La buena mujer la observaba con los ojos abiertos como platos y aspecto de encontrarse un tanto alelada.

—¿Yo? —inquirió—. ¿Y qué quieres que te aconseje? Presumo de ser una mujer de una cierta experiencia y que no se asusta por nada, pero admito que esta situación me sobrepasa. —Se pellizcó la nariz una y otra vez nerviosamente—. No cabe duda de que estás viviendo una experiencia maravillosa —añadió—. Pero la próxima semana, la siguiente a lo sumo, ese hombre regresará al mar y yo me veré obligada a curar tus heridas si es que tienen remedio. ¡Señor, Señor! —No pudo por menos que exclamar en tono compungido—. ¡Esto es exactamente lo que nunca quise que ocurriera!

—¿Y qué esperaba? —quiso saber su interlocutora en un tono levemente agresivo—. ¿Jugar con fuego sin quemarse? Se tomó mucho trabajo a la hora de unir a hombres que saben que les acecha una muerte espantosa con mujeres asqueadas por lo que son y a las que les aterroriza su futuro. Un sencillo cálculo de posibilidades demuestra que, alguna vez, algo así tenía que suceder.

—Pero no hasta este punto. ¿A quién se le ocurre que exista alguien que pueda llegar a experimentar orgasmos como si fueran churros?

—¡Olvídese de los orgasmos! Eso no es lo que importa puesto que también podría pasarme la vida con Oskar sin necesidad de que me tocara.

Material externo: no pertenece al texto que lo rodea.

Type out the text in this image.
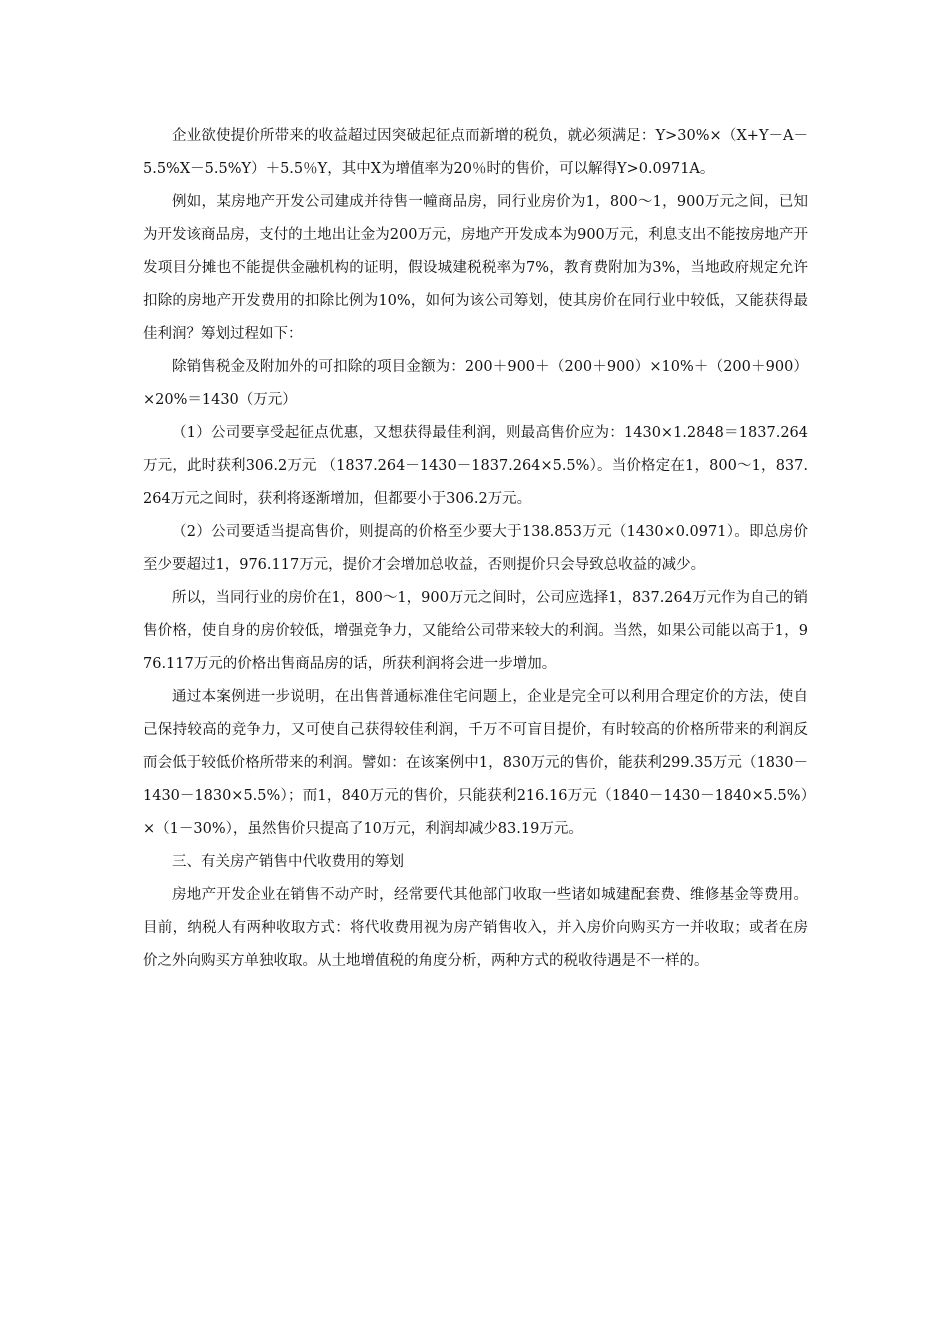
企业欲使提价所带来的收益超过因突破起征点而新增的税负，就必须满足：Y>30%×（X+Y－A－5.5%X－5.5%Y）＋5.5％Y，其中X为增值率为20％时的售价，可以解得Y>0.0971A。

例如，某房地产开发公司建成并待售一幢商品房，同行业房价为1，800～1，900万元之间，已知为开发该商品房，支付的土地出让金为200万元，房地产开发成本为900万元，利息支出不能按房地产开发项目分摊也不能提供金融机构的证明，假设城建税税率为7%，教育费附加为3%，当地政府规定允许扣除的房地产开发费用的扣除比例为10%，如何为该公司筹划，使其房价在同行业中较低，又能获得最佳利润？筹划过程如下：

除销售税金及附加外的可扣除的项目金额为：200＋900＋（200＋900）×10%＋（200＋900）×20%＝1430（万元）

（1）公司要享受起征点优惠，又想获得最佳利润，则最高售价应为：1430×1.2848＝1837.264万元，此时获利306.2万元 （1837.264－1430－1837.264×5.5%）。当价格定在1，800～1，837.264万元之间时，获利将逐渐增加，但都要小于306.2万元。

（2）公司要适当提高售价，则提高的价格至少要大于138.853万元（1430×0.0971）。即总房价至少要超过1，976.117万元，提价才会增加总收益，否则提价只会导致总收益的减少。

所以，当同行业的房价在1，800～1，900万元之间时，公司应选择1，837.264万元作为自己的销售价格，使自身的房价较低，增强竞争力，又能给公司带来较大的利润。当然，如果公司能以高于1，976.117万元的价格出售商品房的话，所获利润将会进一步增加。

通过本案例进一步说明，在出售普通标准住宅问题上，企业是完全可以利用合理定价的方法，使自己保持较高的竞争力，又可使自己获得较佳利润，千万不可盲目提价，有时较高的价格所带来的利润反而会低于较低价格所带来的利润。譬如：在该案例中1，830万元的售价，能获利299.35万元（1830－1430－1830×5.5%）；而1，840万元的售价，只能获利216.16万元（1840－1430－1840×5.5%）×（1－30%），虽然售价只提高了10万元，利润却减少83.19万元。

三、有关房产销售中代收费用的筹划

房地产开发企业在销售不动产时，经常要代其他部门收取一些诸如城建配套费、维修基金等费用。目前，纳税人有两种收取方式：将代收费用视为房产销售收入，并入房价向购买方一并收取；或者在房价之外向购买方单独收取。从土地增值税的角度分析，两种方式的税收待遇是不一样的。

La baronesa Hildegard von Hipper no replicó. Bajó la cabeza, reflexionó sobre cuanto acababa de oír, se puso en pie aproximándose a la puerta de la terraza donde permaneció un largo rato observando el mar, y por último lanzó un suspiró que parecía surgirle de las mismísimas entrañas.

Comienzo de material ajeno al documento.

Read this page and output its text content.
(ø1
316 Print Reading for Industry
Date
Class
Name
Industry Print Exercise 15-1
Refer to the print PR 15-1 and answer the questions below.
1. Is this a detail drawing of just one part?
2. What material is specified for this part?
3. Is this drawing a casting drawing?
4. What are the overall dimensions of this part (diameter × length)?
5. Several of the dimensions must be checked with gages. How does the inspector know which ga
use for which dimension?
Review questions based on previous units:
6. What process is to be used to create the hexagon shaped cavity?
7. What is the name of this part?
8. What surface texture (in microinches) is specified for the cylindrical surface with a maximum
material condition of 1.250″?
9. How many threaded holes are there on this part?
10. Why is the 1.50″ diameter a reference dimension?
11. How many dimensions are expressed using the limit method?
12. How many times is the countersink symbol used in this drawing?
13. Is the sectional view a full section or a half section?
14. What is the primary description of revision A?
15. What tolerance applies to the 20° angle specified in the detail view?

—Eso es aún peor —musitó al fin como si hablara consigo misma—. ¡Muchísimo peor! Comprendo al resto de las chicas, aunque sean tan inteligentes Elsa o tan obtusas como Ada, pero en ti hay algo que me escapa, obligándome a verte de un modo diferente. Por eso eres quizá la última de la que hubiera esperado un comportamiento semejante. —Se volvió para quedar apoyada en el quicio y mirarla a los ojos antes de añadir—: Toda mi vida he oído hablar del amor como grandioso. He leído cientos de poesías, novelas y ensayos sobre el amor. He visto películas y obras de teatro. He escuchado canciones, óperas y sinfonías inspiradas en el amor, y creo en él. —Lanzó un bufido—, admito que en cierto modo ese tipo de pasión desenfrenada siempre se me antojó parecido a la idea de la muerte: sabes que está ahí, pero que de alguna manera imaginas que nunca te afectará ni a ti, ni a los que tienes cerca.

—Pues resulta evidente que pronto o tarde la gente se muere.

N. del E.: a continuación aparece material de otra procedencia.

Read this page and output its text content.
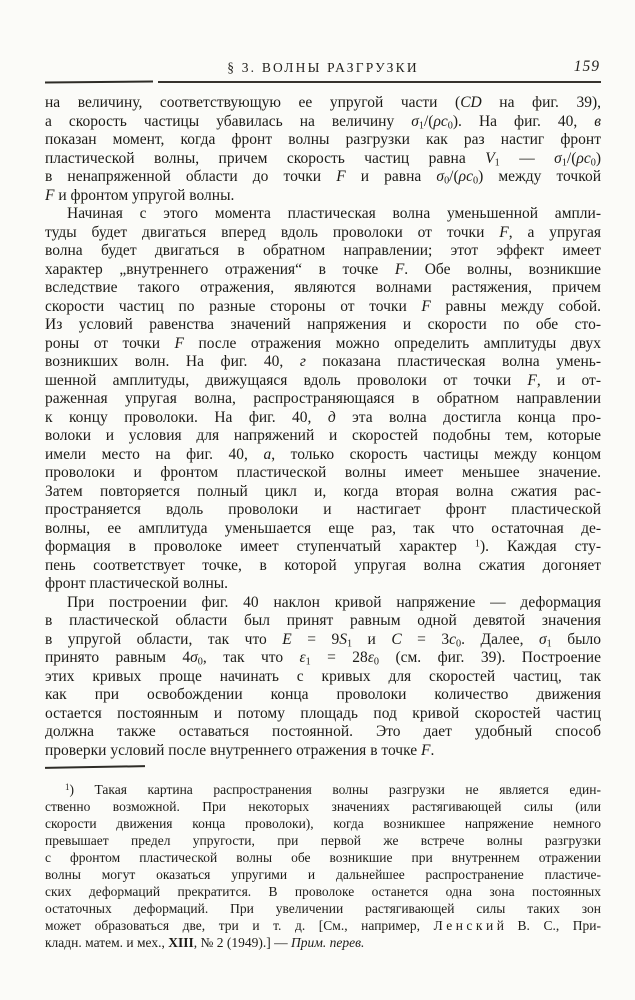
§ 3. ВОЛНЫ РАЗГРУЗКИ	159
на величину, соответствующую ее упругой части (CD на фиг. 39),
а скорость частицы убавилась на величину $\sigma_1/(\rho c_0)$. На фиг. 40, в
показан момент, когда фронт волны разгрузки как раз настиг фронт
пластической волны, причем скорость частиц равна $V_1$ — $\sigma_1/(\rho c_0)$
в ненапряженной области до точки F и равна $\sigma_0/(\rho c_0)$ между точкой
F и фронтом упругой волны.
Начиная с этого момента пластическая волна уменьшенной ампли-
туды будет двигаться вперед вдоль проволоки от точки F, а упругая
волна будет двигаться в обратном направлении; этот эффект имеет
характер „внутреннего отражения“ в точке F. Обе волны, возникшие
вследствие такого отражения, являются волнами растяжения, причем
скорости частиц по разные стороны от точки F равны между собой.
Из условий равенства значений напряжения и скорости по обе сто-
роны от точки F после отражения можно определить амплитуды двух
возникших волн. На фиг. 40, г показана пластическая волна умень-
шенной амплитуды, движущаяся вдоль проволоки от точки F, и от-
раженная упругая волна, распространяющаяся в обратном направлении
к концу проволоки. На фиг. 40, д эта волна достигла конца про-
волоки и условия для напряжений и скоростей подобны тем, которые
имели место на фиг. 40, а, только скорость частицы между концом
проволоки и фронтом пластической волны имеет меньшее значение.
Затем повторяется полный цикл и, когда вторая волна сжатия рас-
пространяется вдоль проволоки и настигает фронт пластической
волны, ее амплитуда уменьшается еще раз, так что остаточная де-
формация в проволоке имеет ступенчатый характер $^1$). Каждая сту-
пень соответствует точке, в которой упругая волна сжатия догоняет
фронт пластической волны.
При построении фиг. 40 наклон кривой напряжение — деформация
в пластической области был принят равным одной девятой значения
в упругой области, так что $E = 9S_1$ и $C = 3c_0$. Далее, $\sigma_1$ было
принято равным $4\sigma_0$, так что $\varepsilon_1 = 28\varepsilon_0$ (см. фиг. 39). Построение
этих кривых проще начинать с кривых для скоростей частиц, так
как при освобождении конца проволоки количество движения
остается постоянным и потому площадь под кривой скоростей частиц
должна также оставаться постоянной. Это дает удобный способ
проверки условий после внутреннего отражения в точке F.
$^1$) Такая картина распространения волны разгрузки не является един-
ственно возможной. При некоторых значениях растягивающей силы (или
скорости движения конца проволоки), когда возникшее напряжение немного
превышает предел упругости, при первой же встрече волны разгрузки
с фронтом пластической волны обе возникшие при внутреннем отражении
волны могут оказаться упругими и дальнейшее распространение пластиче-
ских деформаций прекратится. В проволоке останется одна зона постоянных
остаточных деформаций. При увеличении растягивающей силы таких зон
может образоваться две, три и т. д. [См., например, Ленский В. С., При-
кладн. матем. и мех., XIII, № 2 (1949).] — Прим. перев.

—Y pronto o tarde a alguien de tu entorno le cae un rayo que le funde los plomos.

—A mí me los ha fundido.

—Ya lo veo. ¿En qué puedo ayudarte? —quiso saber.

—En nada, puesto que no está en su mano acabar con esta maldita guerra, ni cambiar las normas para permitir que una pobre prostituta pase el resto de su vida junto a un comandante de la marina que luce sobre el pecho la Cruz de Hierro.

—No, desde luego. Nada de eso está en mi mano.

—¿Supongo que tampoco dispone de una pócima mágica capaz de hacerme recuperar el juicio?

—Si la tuviera ¿la tomarías?

La muchacha negó con una amplia sonrisa.

—Hoy no, pero el día en que Oskar tenga que marcharse daría años de vida por conseguirla.

—Olvidar a un hombre no se consigue a base de brebajes, sino de fuerza de voluntad.

—¿Y Quién me la puede proporcionar?

—El tiempo. Ése es un mal que tan sólo se consigue curar con el tiempo.

—¿Está segura? La baronesa Hildegard von Hipper se aproximó, acarició con afecto la mejilla de su interlocutora y se encaminó a la puerta al tiempo que musitaba:

—No, querida. No estoy en absoluto segura, y a decir verdad, tampoco estoy segura de si en estos momentos te envidio o te compadezco.